最初に書いてしまうと、米のことに限らず豊かな緑と水が身近なこの日本は自然発生的にこうなった訳ではなく、先人たちのたゆまぬ努力のお陰だということが非常に理解できる。そして、その努力の源は米という類い稀な宝を手に入れるため、ということが分かる。人によってはエコということを根底から変えてしまうかも知れない。だが、日本という国が限られた有効面積の中で人口を増やし、どう自然と調和をとってきたかを知るのに新書の値段で済むのである。米というものを中心に据えて、日本の歴史を考察した本書は必読書として多くの人に読まれるべき作品であろう。


 


本書を読み進めていく上で重要なポイントがある。その一つはこれ。



たった一粒の種籾から2000粒、3000粒もの米を実らせる稲。二年で4000万、三年で80億、四年で16兆---。こんな作物は他にはない。「一粒万倍」といわれるこの「稲」という植物にはじめて出会った先祖たちは、どれほどの驚きと、喜びと、そして敬虔な祈りとで、それを国土に根付かせてきたことであったろうか。そして、以来、より多く実る稲、より病害虫に強い稲、よりうまい米を求めて、どれほどの品種改良が重られてきたことであろうか。

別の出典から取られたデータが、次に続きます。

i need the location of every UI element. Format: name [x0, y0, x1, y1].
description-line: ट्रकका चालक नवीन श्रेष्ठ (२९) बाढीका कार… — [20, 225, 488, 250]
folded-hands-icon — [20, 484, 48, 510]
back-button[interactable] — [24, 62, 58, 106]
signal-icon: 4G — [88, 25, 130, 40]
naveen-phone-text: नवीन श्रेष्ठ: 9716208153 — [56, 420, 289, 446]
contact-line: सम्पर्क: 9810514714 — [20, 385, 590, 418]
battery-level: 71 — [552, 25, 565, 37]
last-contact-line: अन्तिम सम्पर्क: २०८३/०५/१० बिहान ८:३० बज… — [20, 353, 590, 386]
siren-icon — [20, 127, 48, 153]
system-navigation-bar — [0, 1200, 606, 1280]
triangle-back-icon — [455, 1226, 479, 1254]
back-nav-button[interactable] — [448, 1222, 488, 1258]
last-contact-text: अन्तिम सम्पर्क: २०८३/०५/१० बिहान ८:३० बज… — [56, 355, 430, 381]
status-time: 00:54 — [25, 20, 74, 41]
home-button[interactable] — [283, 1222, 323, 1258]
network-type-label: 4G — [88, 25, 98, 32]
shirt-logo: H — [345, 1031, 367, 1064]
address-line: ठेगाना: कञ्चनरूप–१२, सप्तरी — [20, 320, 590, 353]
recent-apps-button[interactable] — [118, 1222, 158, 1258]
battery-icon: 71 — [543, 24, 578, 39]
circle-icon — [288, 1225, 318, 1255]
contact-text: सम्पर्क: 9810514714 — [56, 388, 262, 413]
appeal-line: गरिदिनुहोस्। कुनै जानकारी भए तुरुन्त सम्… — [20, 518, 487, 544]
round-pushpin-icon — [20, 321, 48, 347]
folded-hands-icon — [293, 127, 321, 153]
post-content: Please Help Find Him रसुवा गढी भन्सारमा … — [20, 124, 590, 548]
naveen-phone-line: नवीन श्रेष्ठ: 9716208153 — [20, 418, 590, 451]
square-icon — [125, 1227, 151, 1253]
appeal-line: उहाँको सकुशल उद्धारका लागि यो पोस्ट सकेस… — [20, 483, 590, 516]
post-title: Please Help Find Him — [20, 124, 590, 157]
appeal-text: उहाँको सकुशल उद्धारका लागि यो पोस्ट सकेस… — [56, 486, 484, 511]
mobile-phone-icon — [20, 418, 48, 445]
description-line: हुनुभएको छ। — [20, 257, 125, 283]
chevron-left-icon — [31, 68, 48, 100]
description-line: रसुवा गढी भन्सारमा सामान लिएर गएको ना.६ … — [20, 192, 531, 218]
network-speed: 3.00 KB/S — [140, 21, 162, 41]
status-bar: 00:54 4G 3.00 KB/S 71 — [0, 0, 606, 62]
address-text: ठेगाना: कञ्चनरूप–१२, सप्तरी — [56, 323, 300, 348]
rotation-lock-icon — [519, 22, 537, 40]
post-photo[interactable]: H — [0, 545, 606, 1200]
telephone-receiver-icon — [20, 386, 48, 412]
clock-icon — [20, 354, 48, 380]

小麦など他の穀物と比較しても非常に生産効率が高いことを別の箇所で言及しており、米によって日本の文化が構築されていったことをロジカルに証明している。


また米を「基軸通貨であった」という表現も絶妙である。これは畑で作られる野菜などと違い、「保存がきく」という特性が作用させ、それに伴って新田開発が促進され、そこには土木、和算など必要な技術が発達する。特に土地の構造改革や河川の大規模な工事は技術的な視点だけではなく、組織で対応する必要性を生み出したり、と日本人の価値観の創造に大きく影響を与えていると唱える論点は目を見張るものがある。「米」を軸に置くことで、日本の歴史は「水をコントロールする」歴史と言い換えても過言ではなく、だからこそ山の木を守り、大事な水をどう流通させるかを守ってきた日本的なエコシステムがあったからこそ、現代でも豊かな緑ときれいな水を享受できていると説く。


 


僕の実家は利根川と江戸川に挟まれた場所だが、恥ずかしながら何度かの人為的な改造の結果としてこの形になっていることを知らなかった。当然ながら、これからは身近な川を見る目も違ってくるだろう。そして、著者である富山和子氏の考察範囲がかなり広範囲で、かつ非常に整理されて書かれているため最後まで探究心を擽られながら読み進めていた。読み終わってみると、自分自身がなんとも薄っぺらな知識と経験しかないことに気づかされた。是非多くの人にこの本を読んでもらって、身近な部分から再確認してほしいと素直に思った。